Simms Jenkins is CEO of BrightWave Marketing, North America's leading email marketing focused digital agency. The award-winning firm specializes in partnering with its clients to strategically develop, manage, and optimize all digital messaging programs that drive revenue, cut costs, and build relationships. Jenkins has led BrightWave Marketing in establishing a top tier client list including AGCO, Affiliated Computer Services (A Xerox Company), Chick-fil-A, Cox Business, Phillips 66, and ServiceMaster.

Jenkins was awarded the prestigious AMY 2010 Marketer of the Year from the American Marketing Association for being the top agency marketer and the Email Marketer of the Year at the Technology Association of Georgia's Tech Marketing Awards.
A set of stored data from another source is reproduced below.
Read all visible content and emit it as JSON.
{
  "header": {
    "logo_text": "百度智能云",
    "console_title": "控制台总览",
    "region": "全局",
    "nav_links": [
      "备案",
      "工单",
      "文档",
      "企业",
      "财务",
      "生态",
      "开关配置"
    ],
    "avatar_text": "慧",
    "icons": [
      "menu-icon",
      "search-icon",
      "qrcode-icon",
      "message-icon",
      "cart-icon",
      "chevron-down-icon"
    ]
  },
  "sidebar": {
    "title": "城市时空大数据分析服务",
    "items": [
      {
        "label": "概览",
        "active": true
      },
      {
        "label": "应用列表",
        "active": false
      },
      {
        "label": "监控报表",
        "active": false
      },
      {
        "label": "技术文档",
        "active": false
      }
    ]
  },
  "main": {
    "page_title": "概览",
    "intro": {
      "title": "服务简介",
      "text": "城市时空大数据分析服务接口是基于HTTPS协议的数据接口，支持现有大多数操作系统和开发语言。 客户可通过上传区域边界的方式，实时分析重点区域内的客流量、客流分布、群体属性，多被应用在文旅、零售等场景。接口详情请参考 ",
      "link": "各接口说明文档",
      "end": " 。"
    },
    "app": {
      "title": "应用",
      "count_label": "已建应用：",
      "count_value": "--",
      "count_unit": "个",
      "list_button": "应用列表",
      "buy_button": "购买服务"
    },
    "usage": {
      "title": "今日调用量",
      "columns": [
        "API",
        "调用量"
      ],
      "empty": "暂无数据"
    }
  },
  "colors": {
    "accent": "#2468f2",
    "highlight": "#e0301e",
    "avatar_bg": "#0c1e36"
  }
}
Jenkins is regarded as one of the leading experts in the email marketing industry and is regularly cited by the media as such and called upon by the financial community to provide market insight and consulting.

Jenkins is the author of "The Truth About Email Marketing," which was published by Pearson's Financial Times Press and is currently the Email Marketing Best Practices Columnist for ClickZ, the largest resource of interactive marketing news and commentary in the world, online or off. His industry articles have been called one of the top 21 information sources for email marketers. He has been featured in the Wall Street Journal, Bloomberg TV, Wired Magazine, and scores of other leading publications and media outlets.

Additionally, Jenkins is the creator of EmailStatCenter.com and SocialStatCenter.com, the leading authorities on email and social media metrics. Prior to founding BrightWave Marketing, Jenkins headed the CRM group at Cox Interactive Media.